Taking on Shed-Skin
Thursday, November 29th, 2007There’s this swell python to c++ compiler called shedskin. It’s really interesting. I took a few hours tonight to make it do something:
Yep those are real-time julia fractals
If you dare - check it out (make sure python and SDL-devel are all setup):
wget http://www.imitationpickles.org/tmp/juliashed.zip ; unzip juliashed.zip ; cd juliashed ; python ss.py test.py ; make ; ./test
I’ve sent Mark an excessively long e-mail with my comments. I’ll spare you the trouble and just give the highlights:
- My C++ skills don’t exist
- python descriptors are probably the feature I would like to see most - so I could implement pygame.Rect style Rects!
- misc packaging issues (see his previous blog post)
- The README says it “does not scale very well beyond a few hundred lines” - so I guess I’ll wait a while before I try to make a game with it. (Even simple games I make are around 1500 lines.)
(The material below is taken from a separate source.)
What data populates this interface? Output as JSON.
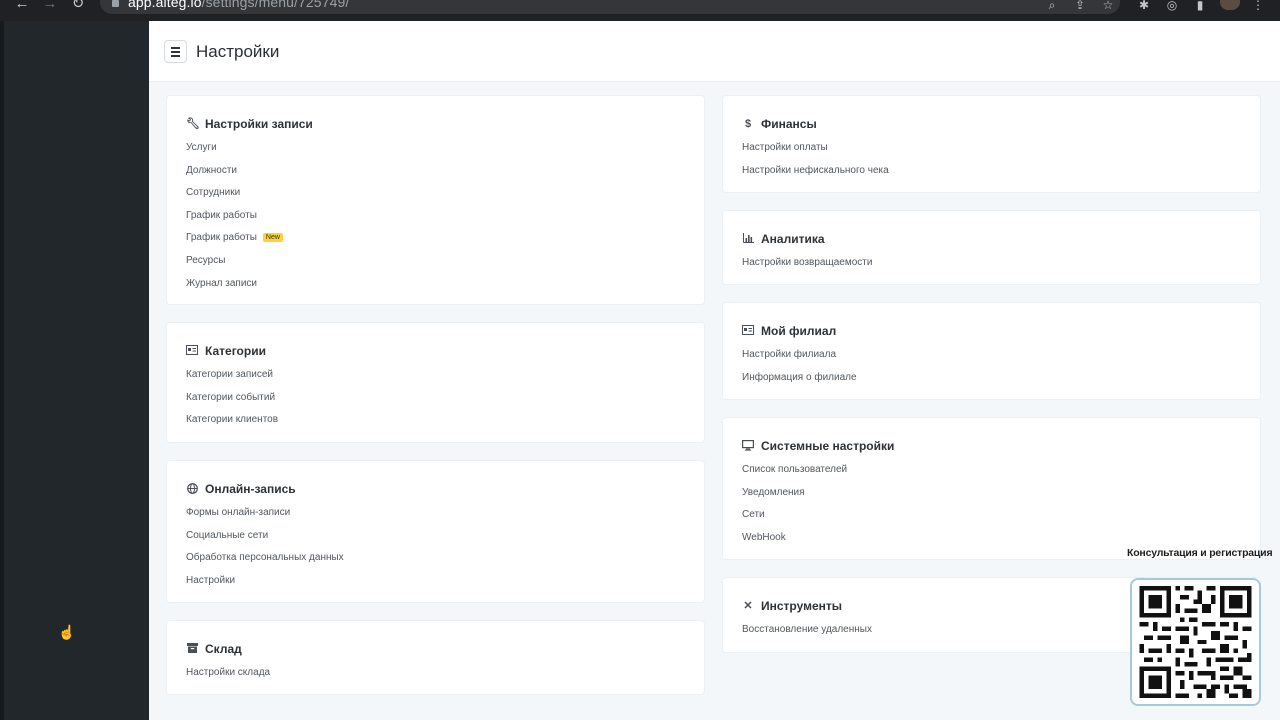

Anyway, it’s a cool project. I plan to keep an eye on it.
This just in - I made a python+pygame equivalent. The shed-skin version is ~100x faster! Also, the black areas in the middle of the shapes are caused by my access of out-of-bounds palette entries. I added the -b (bounds check) to the command line and fixed the bug. The bounds check gave me no noticeable speed penalty.